Want to be Great at Work? Work less, and achieve more. Do as top performers do. I confess that I'm suffering from self-improvement conversation fatigue. What's wrong with self-authoring? Why not choose to be deliberate about the choices we make every day instead of trying to "fix" ourselves?
Improvement comes from action — the things we do with our hands. I was pleased to come across a book with simple suggestions on the things we already do... so we can do them better.
Read to figure things out
In business, we talk a lot about beginnings - how to get started well is important. We also talk about endings - success stories, exit strategies... But we don't talk enough about The Messy Middle. That's where all the problems are!
No extraordinary journey is linear. In reality, the middle is extraordinarily volatile — a continuous sequence of ups and downs, flush with uncertainty and struggle. Every advance reveals a new shortcoming. Your job is to endure the lows and optimize the highs to achieve a positive slope within the jaggedness of the messy middle — so that, on average, every low is less low than the one before it, and every subsequent high is a little higher.
It sounds like something we can all use, doesn't it? If this sounds good to you, the book is a pre-order for October, 2018. The next book is coming out in a week.

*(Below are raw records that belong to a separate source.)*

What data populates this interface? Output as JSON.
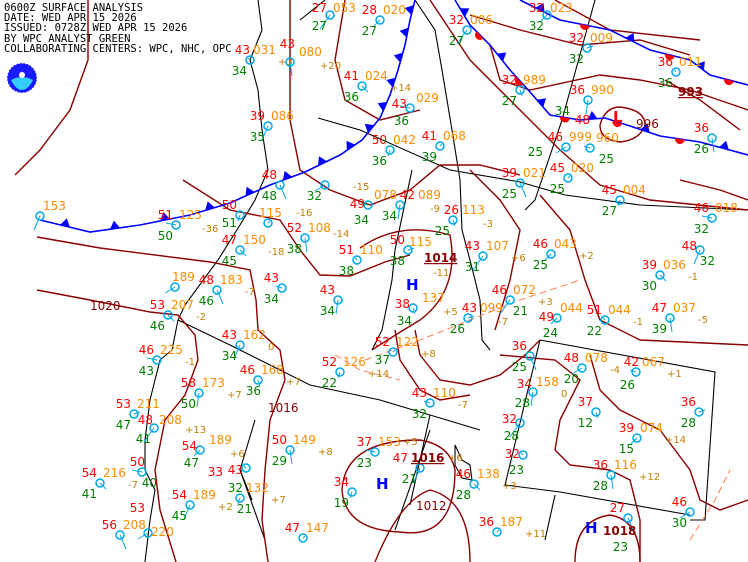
{
  "header": {
    "line1": "0600Z SURFACE ANALYSIS",
    "line2": "DATE: WED APR 15 2026",
    "line3": "ISSUED: 0728Z WED APR 15 2026",
    "line4": "BY WPC ANALYST GREEN",
    "line5": "COLLABORATING CENTERS: WPC, NHC, OPC"
  },
  "logo": {
    "text": "NOAA"
  },
  "colors": {
    "temperature": "#ff0000",
    "pressure": "#ff8c00",
    "dewpoint": "#008000",
    "tendency": "#c08000",
    "station": "#00a8e8",
    "isobar": "#8b0000",
    "cold_front": "#0000ff",
    "warm_front": "#ff0000",
    "high": "#0000ff",
    "low": "#ff0000",
    "trough": "#ff7f50",
    "border": "#000000"
  },
  "isobar_labels": [
    "1020",
    "1016",
    "1014",
    "1016",
    "1012",
    "1018",
    "993",
    "996"
  ],
  "pressure_centers": [
    {
      "type": "H",
      "label": "1014"
    },
    {
      "type": "H",
      "label": "1016"
    },
    {
      "type": "H",
      "label": "1018"
    },
    {
      "type": "L",
      "label": "996"
    }
  ],
  "stations": [
    {
      "t": "27",
      "p": "053",
      "d": "27",
      "tend": ""
    },
    {
      "t": "28",
      "p": "020",
      "d": "27",
      "tend": ""
    },
    {
      "t": "43",
      "p": "031",
      "d": "34",
      "tend": "+3"
    },
    {
      "t": "43",
      "p": "080",
      "d": "",
      "tend": "+20"
    },
    {
      "t": "41",
      "p": "024",
      "d": "36",
      "tend": "+14"
    },
    {
      "t": "43",
      "p": "029",
      "d": "36",
      "tend": ""
    },
    {
      "t": "39",
      "p": "086",
      "d": "35",
      "tend": ""
    },
    {
      "t": "50",
      "p": "042",
      "d": "36",
      "tend": ""
    },
    {
      "t": "41",
      "p": "068",
      "d": "39",
      "tend": ""
    },
    {
      "t": "48",
      "p": "",
      "d": "48",
      "tend": ""
    },
    {
      "t": "",
      "p": "",
      "d": "32",
      "tend": "-15"
    },
    {
      "t": "49",
      "p": "078",
      "d": "34",
      "tend": ""
    },
    {
      "t": "42",
      "p": "089",
      "d": "34",
      "tend": "-9"
    },
    {
      "t": "26",
      "p": "113",
      "d": "25",
      "tend": "-3"
    },
    {
      "t": "50",
      "p": "115",
      "d": "38",
      "tend": "-11"
    },
    {
      "t": "43",
      "p": "107",
      "d": "31",
      "tend": "+6"
    },
    {
      "t": "46",
      "p": "043",
      "d": "25",
      "tend": "+2"
    },
    {
      "t": "51",
      "p": "110",
      "d": "38",
      "tend": ""
    },
    {
      "t": "52",
      "p": "108",
      "d": "38",
      "tend": "-14"
    },
    {
      "t": "47",
      "p": "150",
      "d": "45",
      "tend": "-18"
    },
    {
      "t": "51",
      "p": "125",
      "d": "50",
      "tend": "-36"
    },
    {
      "t": "",
      "p": "153",
      "d": "",
      "tend": ""
    },
    {
      "t": "50",
      "p": "",
      "d": "51",
      "tend": ""
    },
    {
      "t": "",
      "p": "115",
      "d": "",
      "tend": "-16"
    },
    {
      "t": "48",
      "p": "183",
      "d": "46",
      "tend": "-7"
    },
    {
      "t": "",
      "p": "189",
      "d": "",
      "tend": ""
    },
    {
      "t": "43",
      "p": "",
      "d": "34",
      "tend": ""
    },
    {
      "t": "43",
      "p": "",
      "d": "34",
      "tend": ""
    },
    {
      "t": "38",
      "p": "137",
      "d": "34",
      "tend": "+5"
    },
    {
      "t": "43",
      "p": "099",
      "d": "26",
      "tend": "-7"
    },
    {
      "t": "46",
      "p": "072",
      "d": "21",
      "tend": "+3"
    },
    {
      "t": "49",
      "p": "044",
      "d": "24",
      "tend": ""
    },
    {
      "t": "51",
      "p": "044",
      "d": "22",
      "tend": "-1"
    },
    {
      "t": "47",
      "p": "037",
      "d": "39",
      "tend": "-5"
    },
    {
      "t": "39",
      "p": "036",
      "d": "30",
      "tend": "-1"
    },
    {
      "t": "46",
      "p": "018",
      "d": "32",
      "tend": ""
    },
    {
      "t": "48",
      "p": "",
      "d": "32",
      "tend": ""
    },
    {
      "t": "45",
      "p": "004",
      "d": "27",
      "tend": ""
    },
    {
      "t": "45",
      "p": "020",
      "d": "25",
      "tend": ""
    },
    {
      "t": "39",
      "p": "021",
      "d": "25",
      "tend": ""
    },
    {
      "t": "46",
      "p": "999",
      "d": "25",
      "tend": ""
    },
    {
      "t": "48",
      "p": "960",
      "d": "25",
      "tend": ""
    },
    {
      "t": "36",
      "p": "990",
      "d": "34",
      "tend": ""
    },
    {
      "t": "32",
      "p": "989",
      "d": "27",
      "tend": ""
    },
    {
      "t": "32",
      "p": "009",
      "d": "32",
      "tend": ""
    },
    {
      "t": "32",
      "p": "006",
      "d": "27",
      "tend": ""
    },
    {
      "t": "32",
      "p": "023",
      "d": "32",
      "tend": ""
    },
    {
      "t": "36",
      "p": "011",
      "d": "36",
      "tend": ""
    },
    {
      "t": "36",
      "p": "",
      "d": "26",
      "tend": ""
    },
    {
      "t": "53",
      "p": "207",
      "d": "46",
      "tend": "-2"
    },
    {
      "t": "46",
      "p": "225",
      "d": "43",
      "tend": "-1"
    },
    {
      "t": "43",
      "p": "162",
      "d": "34",
      "tend": "0"
    },
    {
      "t": "52",
      "p": "126",
      "d": "22",
      "tend": "+14"
    },
    {
      "t": "52",
      "p": "122",
      "d": "37",
      "tend": "+8"
    },
    {
      "t": "36",
      "p": "",
      "d": "25",
      "tend": ""
    },
    {
      "t": "48",
      "p": "078",
      "d": "20",
      "tend": "-4"
    },
    {
      "t": "42",
      "p": "067",
      "d": "26",
      "tend": "+1"
    },
    {
      "t": "34",
      "p": "158",
      "d": "28",
      "tend": "0"
    },
    {
      "t": "37",
      "p": "",
      "d": "12",
      "tend": ""
    },
    {
      "t": "36",
      "p": "",
      "d": "28",
      "tend": ""
    },
    {
      "t": "32",
      "p": "",
      "d": "28",
      "tend": ""
    },
    {
      "t": "39",
      "p": "074",
      "d": "15",
      "tend": "+14"
    },
    {
      "t": "32",
      "p": "",
      "d": "23",
      "tend": ""
    },
    {
      "t": "36",
      "p": "116",
      "d": "28",
      "tend": "+12"
    },
    {
      "t": "46",
      "p": "138",
      "d": "28",
      "tend": "+3"
    },
    {
      "t": "37",
      "p": "153",
      "d": "23",
      "tend": "+5"
    },
    {
      "t": "47",
      "p": "",
      "d": "21",
      "tend": "+6"
    },
    {
      "t": "34",
      "p": "",
      "d": "19",
      "tend": ""
    },
    {
      "t": "36",
      "p": "187",
      "d": "",
      "tend": "+11"
    },
    {
      "t": "27",
      "p": "",
      "d": "23",
      "tend": ""
    },
    {
      "t": "46",
      "p": "",
      "d": "30",
      "tend": ""
    },
    {
      "t": "43",
      "p": "110",
      "d": "32",
      "tend": "-7"
    },
    {
      "t": "58",
      "p": "173",
      "d": "50",
      "tend": "+7"
    },
    {
      "t": "46",
      "p": "168",
      "d": "36",
      "tend": "+7"
    },
    {
      "t": "53",
      "p": "211",
      "d": "47",
      "tend": ""
    },
    {
      "t": "48",
      "p": "208",
      "d": "41",
      "tend": "+13"
    },
    {
      "t": "54",
      "p": "189",
      "d": "47",
      "tend": "+6"
    },
    {
      "t": "43",
      "p": "",
      "d": "32",
      "tend": ""
    },
    {
      "t": "50",
      "p": "149",
      "d": "29",
      "tend": "+8"
    },
    {
      "t": "54",
      "p": "216",
      "d": "41",
      "tend": "-7"
    },
    {
      "t": "50",
      "p": "",
      "d": "40",
      "tend": ""
    },
    {
      "t": "54",
      "p": "189",
      "d": "45",
      "tend": "+2"
    },
    {
      "t": "33",
      "p": "132",
      "d": "21",
      "tend": "+7"
    },
    {
      "t": "47",
      "p": "147",
      "d": "",
      "tend": ""
    },
    {
      "t": "56",
      "p": "208",
      "d": "",
      "tend": ""
    },
    {
      "t": "53",
      "p": "220",
      "d": "",
      "tend": ""
    }
  ]
}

We live in a world that venerates the new, bright, and shiny. Many of us are left feeling invisible, undervalued, and threatened by "digital natives" (perception is reality). Wisdom@Work is an argument of experience making a comeback.
Because at a time when power is shifting younger, companies are finally waking up to the value of the humility, emotional intelligence, and wisdom that come with age. While digital skills have only the shelf life of the latest fad or gadget, the human skills that mid-career workers possess — good judgment, specialized knowledge, and the ability to collaborate and coach — never expire.
Read to rethink
We misidentify taking with making, and have lost sight of what value really means. This is the powerful premise of a book not out in the U.S. yet, but worth considering — The Value of Everything. Mariana Mazzucato says we need to rethink where wealth comes from:
While wealth is created through a collective effort, the massive imbalance in the distribution of the gains from economic growth has often been more the result of wealth extraction, whose potential scale globalization has greatly magnified. [...]
I will argue that the way the word ‘value’ is used in modern economics has made it easier for value-extracting activities to masquerade as value-creating activities. And in the process rents (unearned income) get confused with profits (earned income); inequality rises, and investment in the real economy falls. What’s more, if we cannot differentiate value creation from value extraction, it becomes nearly impossible to reward the former over the latter. If the goal is to produce growth that is more innovation-led (smart growth), more inclusive and more sustainable, we need a better understanding of value to steer us.
Value development and value communication are distinct, connected, and necessary parts of business. One draws from and feeds the other in a continuous conversation.